For the reason stated above, I have suspended scenery development, because the disappointment factor is as real as it gets. So I started working on an aircraft, a missile actually. It had been a lark, an offshoot if a model I developed for someone, that I got my own model for and continued to develop the flight characteristics. I made a VC for it, which is a table, a monitor, a keyboard and a mouse, because the thing is entirely fictional anyway, but it is easier to fly from cockpit view and I wanted a place to locate a PFD.

I started testing it at Edwards Air Base, because where else would someone test a manned missile anyway and the optics seemed good for screen shots. Lifting off and turning west, one can see there is an absolute cloud of player ID's and my first reaction is to go over there and really test it.


scramjet interior.JPG
cruisin.JPG


Arriving on scene, is a bit of a let down, I must observe. Easily, over 90% of the ID tags indicate the user is flying default aircraft. Occasionally I see an "Airforce" designation, "F22", or "Tomcat." Extremely rarely, I see tags that I cannot guess what they represent. This morning I saw a user "HazeBlue" with some numbers, 22 I think and his vehicle was "haze." I usually practice intercepts on the Tomcats and Airforce tags, but HazeBlue and I definitely stirred it up - until he vanished.
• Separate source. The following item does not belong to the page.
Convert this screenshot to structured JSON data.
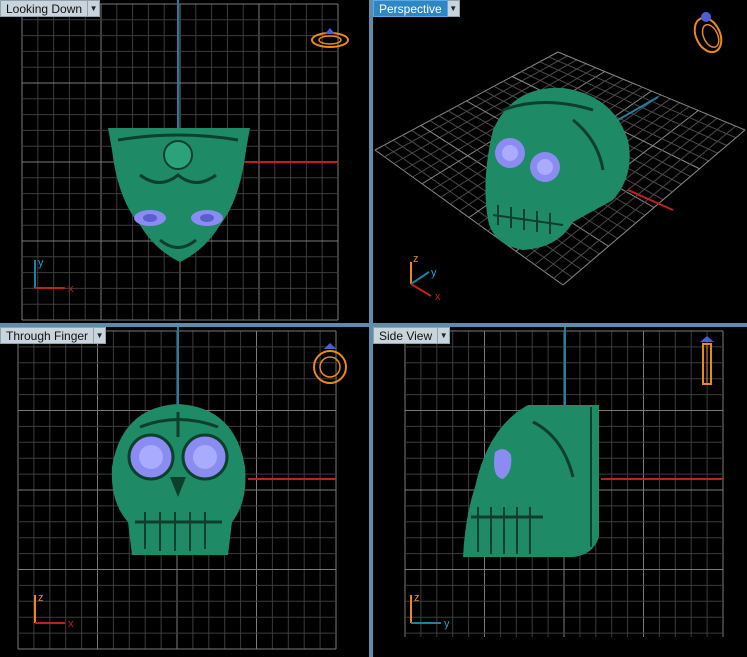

I suspect it is a connectivity issue, because large swaths of user icons vanish simultaneously. I have no idea what my tag tells them, probably "Airforce," because I remember typing it into the aircraft.cfg, maybe "scramjet," because that is what my .cfg says where theirs would say "Tomcat."
Besides HazeBlue, I have also had interaction with Tomcat pilots. I have a video of repeatedly breaking from a furball and dropping back onto one's tail, the scramjet is fictionally fast, light and will turn tightly in any speed range from 600 kts to 150 or less, it burns off E quickly and will boost to 40k, or more, in seconds, so there really is no competition with anything modeled under the burden of real world physics. I'll Immelmann up to where I can see the Earth's curvature, nose over the top and look below for the Tomcat, clawing his way up to me, smoothly drop onto his tail and if I overshoot, I'll just do it again. All by the seat of my pants.

The thing that amazes me, is that all of the players that would frequent LAX area, all lining up like lemmings getting their virtual certifications acing final into KLAX, all the sky kings hovering overhead in their F-14's and Raptors, HazeBlue and I are the only one's "making our own."

Lately I have been thinking my ID tag serves as an "advertisement" and I should put a link on there somehow. I haven't uploaded video of my furballs, but here is one of me intercepting some poor pilot on final.
But the overall flying experience in MSFS is a bit sterile..
I'd call it vacuous. For a sensationalist like me, to find any entertainment at all, it must be dumbed down.